Away across the room, in her little white-hung bed, Winifred gave a tiny sigh of content.
“Only a little while longer,” she said to herself, as she drifted into sleep, “and I shall have a home of my own, and be taken out of the horrid things here. Polly is certainly a little fool; but if she will cut off her nose to spite her face she has nobody to blame but herself!”
CHAPTER VI.
THE YOUNG LADY WENTWORTH.
Christmas with the Ambletons was usually made the time for a small but cheery family gathering, and for this particular Christmas following her sojourn abroad Grace had planned out many little extra pleasures for her brothers and herself.
Sacha would come down from London, and the various spare bedrooms in the Dower House would have their complement of relations and old friends.
The time between her return and the advent of Christmas had passed very quickly with Grace. She had any amount of old threads to retie, old habits and duties to resume, and the days had gone happily enough.
The news of Sir Mark’s marriage had been the only cloud on the horizon of her busy life, and the knowledge that the angry feeling between Mark Wentworth and Valentine had deepened into a definite quarrel, was a real trouble to Grace.

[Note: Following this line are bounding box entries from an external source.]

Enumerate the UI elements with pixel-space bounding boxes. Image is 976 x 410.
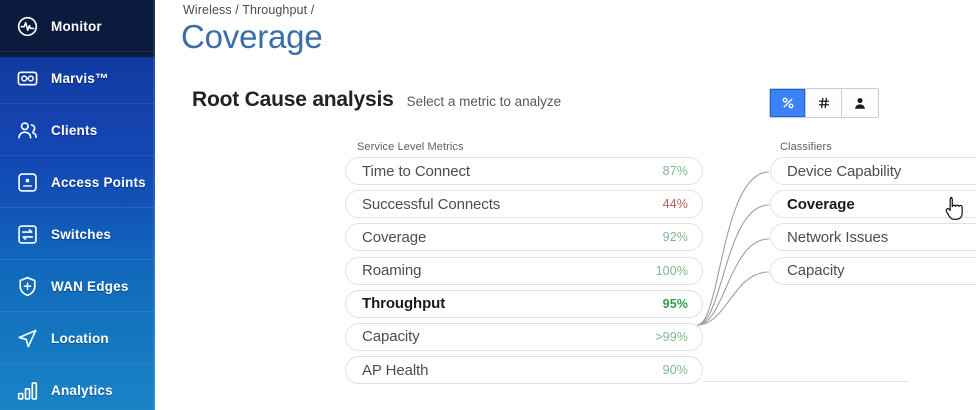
sidebar-item-label: Location — [51, 331, 109, 346]
root-cause-analysis-header: Root Cause analysis Select a metric to a… — [192, 88, 561, 112]
service-level-metrics-list: Time to Connect 87% Successful Connects … — [345, 157, 703, 389]
toggle-percent[interactable] — [770, 89, 806, 117]
classifier-name: Capacity — [787, 262, 976, 279]
metric-row-roaming[interactable]: Roaming 100% — [345, 257, 703, 285]
classifier-row-coverage[interactable]: Coverage 0% — [770, 190, 976, 218]
classifier-name: Device Capability — [787, 163, 976, 180]
sidebar-item-marvis[interactable]: Marvis™ — [0, 52, 155, 104]
metric-value: 92% — [663, 230, 688, 244]
metric-value: 100% — [656, 264, 688, 278]
metric-value: >99% — [655, 330, 688, 344]
classifier-name: Network Issues — [787, 229, 976, 246]
sidebar-item-label: Switches — [51, 227, 111, 242]
sidebar-item-monitor[interactable]: Monitor — [0, 0, 155, 52]
metric-value: 87% — [663, 164, 688, 178]
toggle-users[interactable] — [842, 89, 878, 117]
breadcrumb[interactable]: Wireless / Throughput / — [183, 3, 314, 17]
sidebar-item-label: Analytics — [51, 383, 113, 398]
classifier-row-capacity[interactable]: Capacity 100% — [770, 257, 976, 285]
wan-edge-icon — [14, 273, 40, 299]
sidebar-item-location[interactable]: Location — [0, 312, 155, 364]
metric-value: 95% — [663, 297, 688, 311]
metric-name: Time to Connect — [362, 163, 663, 180]
access-point-icon — [14, 169, 40, 195]
metric-name: Coverage — [362, 229, 663, 246]
sidebar-item-label: Access Points — [51, 175, 146, 190]
metric-row-ap-health[interactable]: AP Health 90% — [345, 356, 703, 384]
bottom-divider — [703, 381, 908, 382]
sidebar-item-clients[interactable]: Clients — [0, 104, 155, 156]
metric-unit-toggle-group[interactable] — [769, 88, 879, 118]
metric-name: Successful Connects — [362, 196, 663, 213]
metric-row-successful-connects[interactable]: Successful Connects 44% — [345, 190, 703, 218]
service-level-metrics-label: Service Level Metrics — [357, 141, 464, 153]
percent-icon — [781, 96, 795, 110]
metric-row-throughput[interactable]: Throughput 95% — [345, 290, 703, 318]
metric-name: Throughput — [362, 295, 663, 312]
sidebar-item-label: Marvis™ — [51, 71, 109, 86]
rca-subtitle: Select a metric to analyze — [407, 94, 562, 109]
metric-row-capacity[interactable]: Capacity >99% — [345, 323, 703, 351]
sidebar-item-access-points[interactable]: Access Points — [0, 156, 155, 208]
metric-name: AP Health — [362, 362, 663, 379]
classifier-name: Coverage — [787, 196, 976, 213]
marvis-icon — [14, 65, 40, 91]
metric-row-time-to-connect[interactable]: Time to Connect 87% — [345, 157, 703, 185]
page-title: Coverage — [181, 17, 323, 57]
sidebar-item-label: Clients — [51, 123, 97, 138]
monitor-icon — [14, 13, 40, 39]
classifier-row-device-capability[interactable]: Device Capability 0% — [770, 157, 976, 185]
sidebar-item-label: WAN Edges — [51, 279, 129, 294]
metric-value: 44% — [663, 197, 688, 211]
metric-name: Capacity — [362, 328, 655, 345]
sidebar-item-switches[interactable]: Switches — [0, 208, 155, 260]
hash-icon — [817, 96, 831, 110]
sidebar-item-label: Monitor — [51, 19, 102, 34]
sidebar-item-analytics[interactable]: Analytics — [0, 364, 155, 410]
toggle-count[interactable] — [806, 89, 842, 117]
switch-icon — [14, 221, 40, 247]
classifiers-list: Device Capability 0% Coverage 0% Network… — [770, 157, 976, 290]
sidebar-item-wan-edges[interactable]: WAN Edges — [0, 260, 155, 312]
metric-value: 90% — [663, 363, 688, 377]
sidebar: Monitor Marvis™ Clients — [0, 0, 155, 410]
analytics-icon — [14, 377, 40, 403]
classifier-row-network-issues[interactable]: Network Issues 0% — [770, 223, 976, 251]
location-icon — [14, 325, 40, 351]
metric-name: Roaming — [362, 262, 656, 279]
user-icon — [853, 96, 867, 111]
rca-title: Root Cause analysis — [192, 88, 394, 112]
main-content: Wireless / Throughput / Coverage Root Ca… — [155, 0, 976, 410]
metric-row-coverage[interactable]: Coverage 92% — [345, 223, 703, 251]
clients-icon — [14, 117, 40, 143]
classifiers-label: Classifiers — [780, 141, 832, 153]
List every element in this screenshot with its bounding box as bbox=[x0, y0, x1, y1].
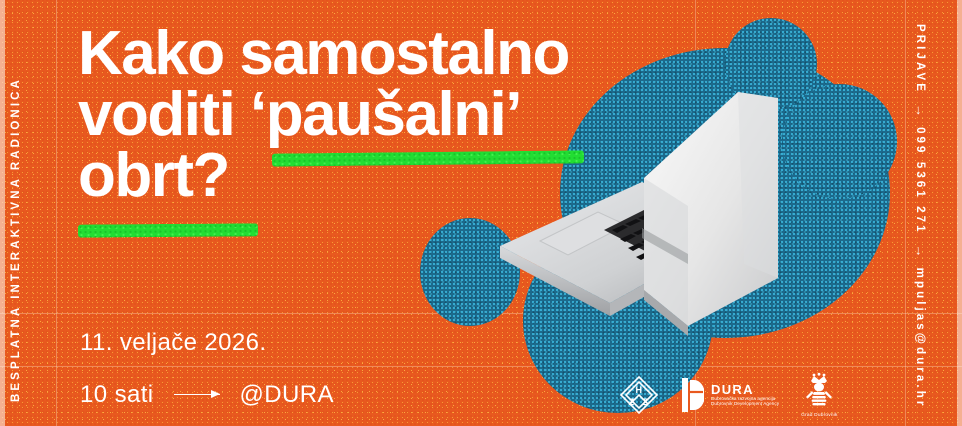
contact-phone[interactable]: 099 5361 271 bbox=[914, 127, 926, 235]
event-poster: Kako samostalno voditi ‘paušalni’ obrt? … bbox=[0, 0, 962, 426]
dura-logo: DURA Dubrovačka razvojna agencija Dubrov… bbox=[682, 378, 779, 412]
dura-subtitle-en: Dubrovnik Development Agency bbox=[711, 402, 779, 407]
dura-logo-text: DURA Dubrovačka razvojna agencija Dubrov… bbox=[711, 383, 779, 407]
dura-title: DURA bbox=[711, 383, 779, 397]
left-band-edge bbox=[0, 0, 5, 426]
headline-line-1: Kako samostalno bbox=[78, 24, 638, 85]
arrow-right-icon-2: → bbox=[913, 245, 928, 258]
event-time-location: 10 sati @DURA bbox=[80, 381, 334, 409]
haz-logo: H Z Z bbox=[618, 374, 660, 416]
event-location: @DURA bbox=[240, 381, 334, 409]
city-crest-label: Grad Dubrovnik bbox=[801, 413, 837, 418]
city-of-dubrovnik-logo: Grad Dubrovnik bbox=[801, 372, 837, 418]
left-band: BESPLATNA INTERAKTIVNA RADIONICA bbox=[0, 0, 56, 426]
arrow-right-icon-1: → bbox=[913, 104, 928, 117]
svg-text:H: H bbox=[636, 385, 643, 395]
event-time: 10 sati bbox=[80, 381, 154, 409]
right-band: PRIJAVE → 099 5361 271 → mpuljas@dura.hr bbox=[905, 0, 962, 426]
haz-diamond-icon: H Z Z bbox=[618, 374, 660, 416]
arrow-right-icon bbox=[174, 394, 220, 395]
signup-label: PRIJAVE bbox=[914, 24, 926, 94]
left-band-label: BESPLATNA INTERAKTIVNA RADIONICA bbox=[10, 77, 22, 402]
logo-strip: H Z Z DURA Dubrovačka razvojna agencija … bbox=[618, 366, 902, 424]
svg-text:Z: Z bbox=[643, 397, 649, 407]
contact-email[interactable]: mpuljas@dura.hr bbox=[914, 268, 926, 409]
right-band-contact: PRIJAVE → 099 5361 271 → mpuljas@dura.hr bbox=[913, 24, 928, 408]
grid-line-vertical-left bbox=[56, 0, 57, 426]
page-title: Kako samostalno voditi ‘paušalni’ obrt? bbox=[78, 24, 638, 206]
highlight-stroke-2 bbox=[78, 223, 258, 237]
headline-line-3: obrt? bbox=[78, 146, 638, 207]
city-crest-icon bbox=[801, 372, 837, 412]
svg-text:Z: Z bbox=[629, 397, 635, 407]
dura-mark-icon bbox=[682, 378, 704, 412]
headline-line-2: voditi ‘paušalni’ bbox=[78, 85, 638, 146]
right-band-edge bbox=[957, 0, 962, 426]
event-date: 11. veljače 2026. bbox=[80, 329, 266, 357]
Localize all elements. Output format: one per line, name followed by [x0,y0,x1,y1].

The two men, who had been appointed by the late Sir Ambrose to act as trustees to his son’s estates, had neither of them received any intimation of Mark’s marriage. They, like all the world, read the information in the newspapers, and Val’s annoyance and regret was shared to the full by the elder trustee.
“I shall never set foot in Sunstead again,” Mr. Baker declared, wrathfully, to Val, and Val smiled grimly.
“I expect I shall never be given the chance,” was what he said to himself.